Yale Law School Professor Emeritus, Robert Burt LAW ’64, a member of the school’s faculty for 39 years, died yesterday in Massachusetts. He was 76 years old.

Burt, nicknamed “Bo,” was an expert on constitutional law, the intersection between religion and law and the legal issues raised by medicine. His interest and experience in these fields are reflected in many of the courses he taught at YLS, including “Family Law,” “Medicine Ethics,” and “Regulating Love, Sex & Marriage.”

“It is a great loss to this community, to the world of legal scholarship, and to the many friends throughout the globe who loved Bo,” YLS Dean Robert Post said in a statement on the law school website. “Bo was a dear friend and a generous colleague. He was wise as well as learned.”

Burt received a BA from Princeton in 1960, an MA in Jurisprudence from Oxford in 1962 and a JD from Yale in 1964. Afterwards, Burt clerked for David Bazelon, chief judge of the United States Court of Appeals for the District of Columbia. In addition, Burt worked as a legislative assistant to U.S. Senator Joseph Tydings of Maryland.

Throughout his career, Burt wrote six books, with the most recent one published in 2012.  Further, he wrote more than 70 journal articles, pertaining to his work in both law and medicine, and over 20 periodical articles and book reviews.

YLS professor James Silk LAW ’89 said that when he was a student at YLS, he took classes on constitutional law and the death penalty with Burt. Silk said Burt was an engaging teacher who considered his students’ views very seriously.

“Bo brought his compassion and commitment to justice into every discussion in that [death penalty] class and encouraged all of us to think creatively about issues,” Silk said.
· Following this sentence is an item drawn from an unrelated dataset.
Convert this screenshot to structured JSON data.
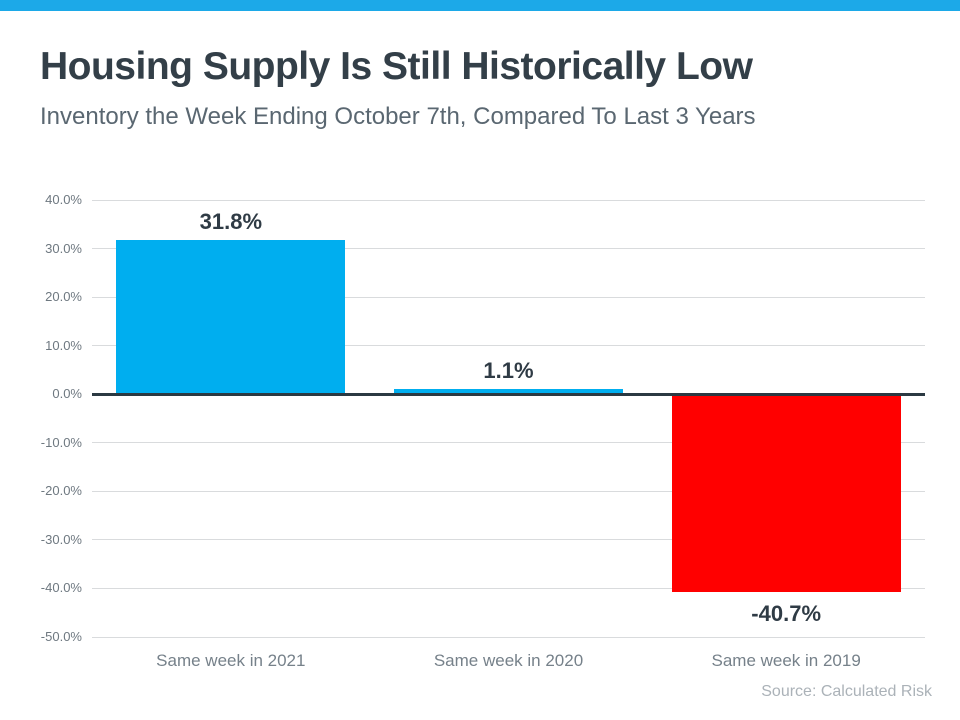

But Silk said he got to know Burt much better when Silk joined the YLS faculty 16 years ago. As a colleague, Silk said, Burt was both perceptive and gracious, and his questions at conferences and meetings were consistently memorable.


In addition to his role as an academic, Burt held more policy-focused positions at other organizations around the country. He was a member of the board of trustees of the Judge David L. Bazelon Center for Mental Health Law, where he served as chair from 1990 until 2000. Further, he was a member of the advisory boards of the Greenwall Foundation Bioethics Faculty Scholar Program from 2003 to 2012 and of the Project on Death in America of the Open Society Institute from 1993 to 2003.


In 2003, Burt spearheaded an effort on behalf of 44 YLS professors to maintain federal funding while banning military recruiters from participating in career events. The rationale behind barring these recruiters was that the military’s prohibitive stance at the time toward openly gay members of the armed forces contradicted YLS’s discrimination policy. YLS Professor Owen Fiss said that of all of Burt’s accomplishments, he thinks Burt was most proud of this effort.


Fiss also said Burt was a colleague of tremendous distinction, and that he was very devoted to the school and its students.


“He had close working relationships with students, he delighted in crossing disciplinary boundaries, and he endlessly worked, in the classroom and beyond, to further the humanistic values to which [YLS] is devoted.”